Afrique du Sud : l’ANC forme sa première coalition gouvernementale

Première coalition de l’ère post-apartheid. Après la perte de sa majorité absolue en mai dernier, l’ANC forme un gouvernement « d’union nationale ». Principalement, avec l’Alliance démocratique (DA), mais aussi 9 autres partis, associés pour neutraliser les ambitions d’un « partenaire » encombrant.

Prévisible au vu de la courbe décroissante des résultats de l’ANC laquelle a, au cours de ces dernières élections générales, accusé un recul électoral régulier, le revers du parti et la perte d’une majorité parlementaire renouvelée depuis 30 ans, a reconfiguré le paysage politique sud-africain. Engoncée dans une toute-puissance qui l’a, ces dernières années, empêchée de renouveler son offre politique à la mesure des attentes d’une nouvelle génération, et des scandales de corruption à répétition (« State capture »), la perte de vitesse de l’ANC a principalement profité à l’Alliance démocratique (DA).

Bien qu’elle ne soit jamais parvenue à se défaire de son image de « parti de Blancs », récemment renouvelée par de scandale suscité par les diatribes racistes d’un de ses élus, avec ses 21.8% des suffrages exprimés à l’issue des élections du 29 mai et sa performance dans les riches provinces de Johannesburg et Durban, la DA est devenue une force politique avec laquelle l’ANC est contrainte de coopérer. Toutefois, le parti est parvenu, tout en tendant la main à son premier adversaire, à en limiter les ambitions.

ANC-DA : un mariage de circonstance et de raison

Que ce soit le douteux ménage fait par la DA dans ses propres rangs ou la lettre jugée « condescendante » transmise à l’ANC à travers de laquelle l’Alliance démocratique exigeait de pouvoir nommer elle-même les directeurs généraux des ministères qui lui seraient confiés par crainte que le personnel issu du parti de l’ANC fasse « obstruction » à sa gestion, la confiance est loin d’avoir été instaurée entre deux alliés qui se regardent en chien de faillance alors que Cyril Ramaphosa accusait en retour la DA de vouloir mettre en place « un gouvernement parallèle ».

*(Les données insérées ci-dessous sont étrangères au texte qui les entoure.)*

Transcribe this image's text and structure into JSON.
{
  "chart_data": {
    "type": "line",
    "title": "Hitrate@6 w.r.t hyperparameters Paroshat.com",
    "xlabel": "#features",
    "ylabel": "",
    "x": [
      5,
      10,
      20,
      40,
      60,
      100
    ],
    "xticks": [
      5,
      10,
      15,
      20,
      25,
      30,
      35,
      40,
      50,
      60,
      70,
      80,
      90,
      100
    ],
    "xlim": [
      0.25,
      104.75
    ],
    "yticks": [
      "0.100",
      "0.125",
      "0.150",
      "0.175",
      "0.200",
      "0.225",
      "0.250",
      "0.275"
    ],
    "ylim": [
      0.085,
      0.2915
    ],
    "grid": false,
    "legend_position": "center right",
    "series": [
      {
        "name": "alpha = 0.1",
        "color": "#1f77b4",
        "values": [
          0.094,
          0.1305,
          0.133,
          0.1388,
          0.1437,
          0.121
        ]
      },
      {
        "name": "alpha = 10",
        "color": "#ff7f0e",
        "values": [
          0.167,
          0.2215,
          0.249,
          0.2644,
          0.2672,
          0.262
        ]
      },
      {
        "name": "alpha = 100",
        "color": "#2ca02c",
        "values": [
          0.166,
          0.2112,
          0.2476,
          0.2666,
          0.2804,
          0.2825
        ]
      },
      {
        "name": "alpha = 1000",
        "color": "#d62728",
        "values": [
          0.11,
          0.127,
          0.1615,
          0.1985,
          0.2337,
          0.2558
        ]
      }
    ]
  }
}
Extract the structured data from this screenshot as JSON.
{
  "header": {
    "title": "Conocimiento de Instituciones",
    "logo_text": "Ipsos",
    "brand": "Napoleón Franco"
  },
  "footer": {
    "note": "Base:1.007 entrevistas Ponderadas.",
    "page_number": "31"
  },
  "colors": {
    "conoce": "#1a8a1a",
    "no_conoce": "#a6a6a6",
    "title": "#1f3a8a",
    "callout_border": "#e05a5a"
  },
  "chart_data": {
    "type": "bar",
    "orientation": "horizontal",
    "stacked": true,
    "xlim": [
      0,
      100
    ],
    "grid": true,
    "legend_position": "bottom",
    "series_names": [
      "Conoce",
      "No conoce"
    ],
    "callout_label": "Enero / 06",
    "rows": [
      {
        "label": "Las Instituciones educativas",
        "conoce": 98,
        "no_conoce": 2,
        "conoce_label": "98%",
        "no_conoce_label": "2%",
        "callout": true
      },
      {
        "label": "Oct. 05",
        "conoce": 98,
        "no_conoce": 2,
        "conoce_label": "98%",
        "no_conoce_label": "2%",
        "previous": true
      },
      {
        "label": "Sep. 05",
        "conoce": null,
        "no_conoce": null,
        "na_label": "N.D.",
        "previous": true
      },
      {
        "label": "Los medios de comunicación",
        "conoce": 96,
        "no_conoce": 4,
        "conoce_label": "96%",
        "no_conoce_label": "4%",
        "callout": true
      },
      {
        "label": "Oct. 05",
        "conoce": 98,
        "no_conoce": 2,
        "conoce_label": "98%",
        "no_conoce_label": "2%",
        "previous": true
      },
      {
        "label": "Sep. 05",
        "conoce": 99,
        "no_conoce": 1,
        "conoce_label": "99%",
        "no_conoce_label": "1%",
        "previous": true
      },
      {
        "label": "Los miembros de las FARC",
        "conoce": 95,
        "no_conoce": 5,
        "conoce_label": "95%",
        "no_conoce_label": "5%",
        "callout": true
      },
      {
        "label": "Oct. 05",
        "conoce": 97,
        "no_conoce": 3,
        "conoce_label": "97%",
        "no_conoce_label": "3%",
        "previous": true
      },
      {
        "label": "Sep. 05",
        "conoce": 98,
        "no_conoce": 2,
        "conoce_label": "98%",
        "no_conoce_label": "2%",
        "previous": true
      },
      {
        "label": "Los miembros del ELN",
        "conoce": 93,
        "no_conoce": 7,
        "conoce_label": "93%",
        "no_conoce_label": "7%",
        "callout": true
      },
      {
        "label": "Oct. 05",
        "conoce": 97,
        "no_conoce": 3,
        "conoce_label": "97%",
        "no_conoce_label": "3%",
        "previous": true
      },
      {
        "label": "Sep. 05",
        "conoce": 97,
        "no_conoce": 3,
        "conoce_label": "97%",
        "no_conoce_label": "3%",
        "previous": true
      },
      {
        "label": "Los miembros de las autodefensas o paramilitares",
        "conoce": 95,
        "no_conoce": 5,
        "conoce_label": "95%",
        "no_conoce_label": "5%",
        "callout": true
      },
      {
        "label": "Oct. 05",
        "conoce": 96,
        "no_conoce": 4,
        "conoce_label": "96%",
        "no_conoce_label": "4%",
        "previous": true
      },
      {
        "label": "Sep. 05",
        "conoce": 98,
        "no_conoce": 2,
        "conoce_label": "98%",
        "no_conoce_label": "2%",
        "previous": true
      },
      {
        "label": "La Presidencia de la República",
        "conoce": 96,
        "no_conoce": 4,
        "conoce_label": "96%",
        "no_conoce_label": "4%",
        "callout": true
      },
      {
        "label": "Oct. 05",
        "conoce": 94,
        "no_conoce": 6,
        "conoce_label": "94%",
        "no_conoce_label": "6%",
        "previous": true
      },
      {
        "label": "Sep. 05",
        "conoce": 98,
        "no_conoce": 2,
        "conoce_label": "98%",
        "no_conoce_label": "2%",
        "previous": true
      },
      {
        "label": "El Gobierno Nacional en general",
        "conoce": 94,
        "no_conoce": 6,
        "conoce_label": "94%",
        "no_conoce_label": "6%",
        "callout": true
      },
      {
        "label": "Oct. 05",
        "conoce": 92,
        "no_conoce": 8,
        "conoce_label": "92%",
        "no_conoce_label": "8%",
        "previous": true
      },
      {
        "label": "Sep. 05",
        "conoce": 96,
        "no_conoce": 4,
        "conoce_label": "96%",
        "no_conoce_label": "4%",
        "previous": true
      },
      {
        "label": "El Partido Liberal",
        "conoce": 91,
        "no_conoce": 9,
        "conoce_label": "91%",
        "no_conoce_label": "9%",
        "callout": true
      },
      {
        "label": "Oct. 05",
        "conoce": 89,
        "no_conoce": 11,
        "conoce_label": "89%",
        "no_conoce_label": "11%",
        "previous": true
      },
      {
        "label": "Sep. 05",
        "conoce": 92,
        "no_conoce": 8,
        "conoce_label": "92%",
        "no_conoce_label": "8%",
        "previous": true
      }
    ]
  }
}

Autant de dissensions qui ont pollué les pourparlers et poussé l’ANC à associer 9 autres partis d’opposition à cette expérience de coalition. Leur présence permettra à l’ANC, même en cas de rupture avec l’Alliance démocratique, de continuer à diriger une coalition de 201 sièges sur les 400 que compte l’Assemblée nationale, soit tout juste le nombre de voix requises pour faire adopter des lois.

Six portefeuilles au lieu des huit escomptés

« La DA est fière de relever le défi et de prendre place, pour la toute première fois, au sein du gouvernement national, où nous pourrons amener notre expérience d’excellence en matière de gouvernance, de tolérance zéro à l’égard de la corruption et d’élaboration de politiques pragmatiques fondées sur les résultats »

John Steenhuisen, chef de l’Alliance démocratique

Alors que la DA s’attendait à négocier au moins huit ministères, elle n’en a obtenu que six après que lui soit notamment passé sous le nez le ministère des Finances. Chargé de mettre en œuvre les politiques de discrimination positive auxquelles s’oppose la DA, son maintien dans le giron de l’ANC, bien qu’un temps concédé par Cyril Ramaphosa, était vital à la vision et au maintien de l’héritage du parti de libération. L’AD se voit octroyer le ministère de l’Agriculture (dirigé par John Steenhuisen mais allégé des enjeux la réforme agraire), le ministère de l’Intérieur, de l’Education, de l’Environnement, des Travaux publics et celui de la Communication. De plus, le parti obtient des postes de ministre adjoint pour Finances et l’Energie.

Sept des neuf alliés secondaires, dont certains ne comptent qu’un ou deux sièges parlementaires, ont hérité de postes de ministres ou ministres adjoints. Une façon de neutraliser davantage la DA. En tout, l’ANC conserve 60% des 32 postes ministériels (Finances, Affaires étrangères, Justice, Défense, Police), ainsi que la Vice-présidence d’un gouvernement pléthorique. Malgré ses 15% de voix le parti MK de Jacob Zuma et les EFF (9%) de Julius Malema, en rupture avec l’ANC, ont été écartés par Cyril Ramaphosa.